El cuerpo de Yaya fue enterrado en el cementerio musulmán de Burgos el pasado 13 de julio, casi dos meses después de morir, debido al complejo proceso burocrático que hizo que todo se retrasara. Además de permanecer varios días en el agua antes de ser hallado, el cuerpo de Yaya estuvo casi dos meses en la funeraria de Irún, que no contaba con cámaras frigoríficas de larga duración, según Amnistía Internacional.
Las muertes en las rutas migratorias hacia España han aumentado en el primer semestre de este año un 526% con respecto al mismo período de 2020, según las últimas cifras de la ONG Caminando Fronteras. “Estos son los datos más terribles que hemos presentado nunca”, comentó la activista Helena Maleno en una rueda de prensa a principios de julio. La ruta canaria es la que más víctimas se ha cobrado: 1.922 en solo seis meses.

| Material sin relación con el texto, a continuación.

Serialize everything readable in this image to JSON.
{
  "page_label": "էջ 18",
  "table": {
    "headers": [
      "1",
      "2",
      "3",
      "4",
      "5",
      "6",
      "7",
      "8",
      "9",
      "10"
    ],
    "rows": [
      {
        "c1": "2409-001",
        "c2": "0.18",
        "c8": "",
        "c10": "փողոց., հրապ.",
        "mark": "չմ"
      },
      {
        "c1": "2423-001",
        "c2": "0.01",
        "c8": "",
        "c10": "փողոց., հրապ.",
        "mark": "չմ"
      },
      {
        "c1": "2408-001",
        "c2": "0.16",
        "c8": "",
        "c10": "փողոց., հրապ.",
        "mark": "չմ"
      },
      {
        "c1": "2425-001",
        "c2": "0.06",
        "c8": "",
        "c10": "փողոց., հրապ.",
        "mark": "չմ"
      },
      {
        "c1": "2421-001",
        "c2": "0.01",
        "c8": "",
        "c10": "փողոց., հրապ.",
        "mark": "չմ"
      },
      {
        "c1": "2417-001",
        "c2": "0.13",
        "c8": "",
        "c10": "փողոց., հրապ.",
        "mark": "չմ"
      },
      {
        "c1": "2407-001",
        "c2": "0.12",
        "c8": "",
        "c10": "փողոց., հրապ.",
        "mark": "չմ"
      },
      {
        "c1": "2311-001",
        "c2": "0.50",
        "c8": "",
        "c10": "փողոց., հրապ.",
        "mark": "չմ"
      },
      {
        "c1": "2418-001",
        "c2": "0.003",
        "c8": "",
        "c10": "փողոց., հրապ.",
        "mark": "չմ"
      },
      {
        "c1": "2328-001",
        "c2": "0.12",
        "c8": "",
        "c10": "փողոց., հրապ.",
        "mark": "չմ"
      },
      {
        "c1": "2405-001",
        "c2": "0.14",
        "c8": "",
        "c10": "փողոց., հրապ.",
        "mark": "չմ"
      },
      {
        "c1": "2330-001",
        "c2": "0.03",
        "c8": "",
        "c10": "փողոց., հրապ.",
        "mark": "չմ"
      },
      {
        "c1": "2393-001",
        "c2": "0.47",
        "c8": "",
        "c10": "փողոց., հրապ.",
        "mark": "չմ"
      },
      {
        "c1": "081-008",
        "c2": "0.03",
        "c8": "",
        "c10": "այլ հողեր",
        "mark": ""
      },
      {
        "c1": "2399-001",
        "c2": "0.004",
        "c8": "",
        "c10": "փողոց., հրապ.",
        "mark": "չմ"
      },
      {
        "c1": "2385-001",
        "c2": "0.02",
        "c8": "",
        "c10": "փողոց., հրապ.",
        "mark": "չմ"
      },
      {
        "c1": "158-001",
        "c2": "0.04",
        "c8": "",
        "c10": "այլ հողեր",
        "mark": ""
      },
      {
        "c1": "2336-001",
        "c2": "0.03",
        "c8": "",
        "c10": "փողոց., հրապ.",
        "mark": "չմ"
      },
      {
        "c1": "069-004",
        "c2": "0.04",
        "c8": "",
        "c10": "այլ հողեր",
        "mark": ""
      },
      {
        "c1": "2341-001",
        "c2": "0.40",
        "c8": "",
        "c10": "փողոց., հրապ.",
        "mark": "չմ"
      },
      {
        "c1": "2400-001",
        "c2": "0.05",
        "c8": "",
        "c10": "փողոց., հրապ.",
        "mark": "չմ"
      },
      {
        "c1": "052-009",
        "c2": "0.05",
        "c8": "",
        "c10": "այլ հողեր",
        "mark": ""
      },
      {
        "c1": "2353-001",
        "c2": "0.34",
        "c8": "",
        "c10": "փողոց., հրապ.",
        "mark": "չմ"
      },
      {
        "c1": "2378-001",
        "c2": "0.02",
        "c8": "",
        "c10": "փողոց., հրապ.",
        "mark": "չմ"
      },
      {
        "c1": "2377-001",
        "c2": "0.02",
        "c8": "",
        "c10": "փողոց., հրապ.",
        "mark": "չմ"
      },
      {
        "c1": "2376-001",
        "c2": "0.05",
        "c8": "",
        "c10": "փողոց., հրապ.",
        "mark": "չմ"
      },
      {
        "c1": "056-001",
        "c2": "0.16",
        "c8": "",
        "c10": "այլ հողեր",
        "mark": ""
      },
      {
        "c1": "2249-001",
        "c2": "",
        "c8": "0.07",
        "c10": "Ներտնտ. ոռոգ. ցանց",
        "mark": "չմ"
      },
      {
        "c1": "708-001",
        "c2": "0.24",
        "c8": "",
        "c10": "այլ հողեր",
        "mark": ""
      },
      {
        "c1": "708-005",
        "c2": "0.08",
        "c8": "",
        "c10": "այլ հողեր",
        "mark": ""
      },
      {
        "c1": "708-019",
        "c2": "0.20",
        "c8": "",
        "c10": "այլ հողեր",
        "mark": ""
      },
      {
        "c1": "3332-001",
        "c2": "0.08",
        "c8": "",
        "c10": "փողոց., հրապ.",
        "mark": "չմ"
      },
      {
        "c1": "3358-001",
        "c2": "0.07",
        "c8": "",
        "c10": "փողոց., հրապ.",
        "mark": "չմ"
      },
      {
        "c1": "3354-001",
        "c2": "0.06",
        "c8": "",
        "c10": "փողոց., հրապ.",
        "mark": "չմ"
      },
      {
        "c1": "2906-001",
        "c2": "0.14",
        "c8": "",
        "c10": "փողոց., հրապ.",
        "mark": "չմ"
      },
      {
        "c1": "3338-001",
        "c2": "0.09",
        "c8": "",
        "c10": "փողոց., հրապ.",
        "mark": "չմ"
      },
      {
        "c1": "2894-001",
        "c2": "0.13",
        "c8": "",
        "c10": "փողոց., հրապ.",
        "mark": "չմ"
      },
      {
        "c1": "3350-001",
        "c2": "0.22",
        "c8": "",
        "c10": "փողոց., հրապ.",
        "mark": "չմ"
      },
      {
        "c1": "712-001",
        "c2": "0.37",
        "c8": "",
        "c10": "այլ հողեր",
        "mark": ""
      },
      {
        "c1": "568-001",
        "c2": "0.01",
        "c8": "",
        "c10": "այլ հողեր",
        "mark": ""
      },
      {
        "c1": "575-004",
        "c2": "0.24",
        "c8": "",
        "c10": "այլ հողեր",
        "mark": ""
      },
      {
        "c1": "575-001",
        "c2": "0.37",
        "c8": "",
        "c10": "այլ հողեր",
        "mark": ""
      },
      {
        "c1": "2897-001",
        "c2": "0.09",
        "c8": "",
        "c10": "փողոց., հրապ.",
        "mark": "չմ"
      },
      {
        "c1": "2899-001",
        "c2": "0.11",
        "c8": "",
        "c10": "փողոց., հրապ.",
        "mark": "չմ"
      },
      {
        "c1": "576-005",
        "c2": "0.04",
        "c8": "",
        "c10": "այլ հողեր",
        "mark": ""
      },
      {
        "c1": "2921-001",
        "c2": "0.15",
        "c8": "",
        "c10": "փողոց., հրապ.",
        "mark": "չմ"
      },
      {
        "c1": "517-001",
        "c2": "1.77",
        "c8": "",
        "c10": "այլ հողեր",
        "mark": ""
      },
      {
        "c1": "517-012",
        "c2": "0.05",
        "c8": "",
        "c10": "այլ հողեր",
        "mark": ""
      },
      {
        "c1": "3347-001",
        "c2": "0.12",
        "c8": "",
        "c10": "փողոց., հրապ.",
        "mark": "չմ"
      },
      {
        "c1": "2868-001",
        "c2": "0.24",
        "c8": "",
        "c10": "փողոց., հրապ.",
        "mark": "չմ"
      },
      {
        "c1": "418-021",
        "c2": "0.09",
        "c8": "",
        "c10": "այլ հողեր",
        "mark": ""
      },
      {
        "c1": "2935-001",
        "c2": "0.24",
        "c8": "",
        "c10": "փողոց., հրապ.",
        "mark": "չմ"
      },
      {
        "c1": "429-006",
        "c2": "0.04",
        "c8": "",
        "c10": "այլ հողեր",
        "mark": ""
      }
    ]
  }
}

Tras pasar la noche en la Cruz Roja de Irún, los migrantes siguen unos pies verdes y blancos que, pintados en el suelo, marcan el camino hasta la Plaza del Ayuntamiento, donde se entrecruzan las historias de más de una veintena de personas cada día. No todos han tenido la suerte de dormir bajo techo. Nahia Díaz, responsable autonómica de Cruz Roja, insiste en que el dispositivo de Irún es para extranjeros en tránsito: “Tienen que haber entrado recientemente en el territorio nacional, por la costa o por las fronteras terrestres de Ceuta y Melilla, y no pueden tener como objetivo establecerse en España”. El albergue ha atendido a más de 2.000 migrantes en movimiento durante el primer cuatrimestre de 2021.
Ya frente al Ayuntamiento, los jóvenes escuchan a Jon Aranguren, voluntario de Irungo Harrera. “El asilo es un derecho universal. Podéis pedirlo si vuestra vida está en peligro por razones políticas, religiosas, de género, de orientación sexual o por un conflicto armado”, enumera. A través de un simulacro, Aranguren pide a los allí reunidos que se imaginen solicitando asilo ante la policía francesa:
—Soy Mamadou, de Guinea. Formo parte de un partido en la oposición y sufro amenazas y violencia por parte del Gobierno.
—Puedes intentarlo, pero no suele funcionar —corrige el voluntario—.
—Yo me llamo Sakou y soy de Malí. Mi país está en guerra y he tenido que huir.
—Insiste en que vienes del norte, que sabemos que está sumido en el caos.
No todos los migrantes son hombres jóvenes. Las mujeres, cuya presencia en las rutas ha aumentado notablemente en los últimos años, sufren una doble victimización. La mayoría llegan embarazadas tras ser sometidas por las mafias. Las mismas organizaciones criminales que las persiguen durante todo el camino, también las hostigan en Irún, igual que a los hombres. Los llamados pasantes se lucran por simular que los transportan al otro lado de la frontera en furgoneta. “Les cobran 250 euros por darles un paseo, marearles y dejarles en otro pueblo español diciéndoles que están en Bayona”, cuenta Mendigutxia, voluntaria de Irungo Harrera Sarea. “Les digo que aquí ya no tienen que gastar más, pero están acostumbrados a pagar durante todo el viaje”, lamenta.
Con la información necesaria y una ruta a seguir, los migrantes se dispersan y buscan su suerte en la frontera. Un obstáculo menos peligroso que los que se han encontrado hasta el momento, pero igualmente complicado. Un muro que terminó con la vida de Yaya y la desesperación de la mayoría.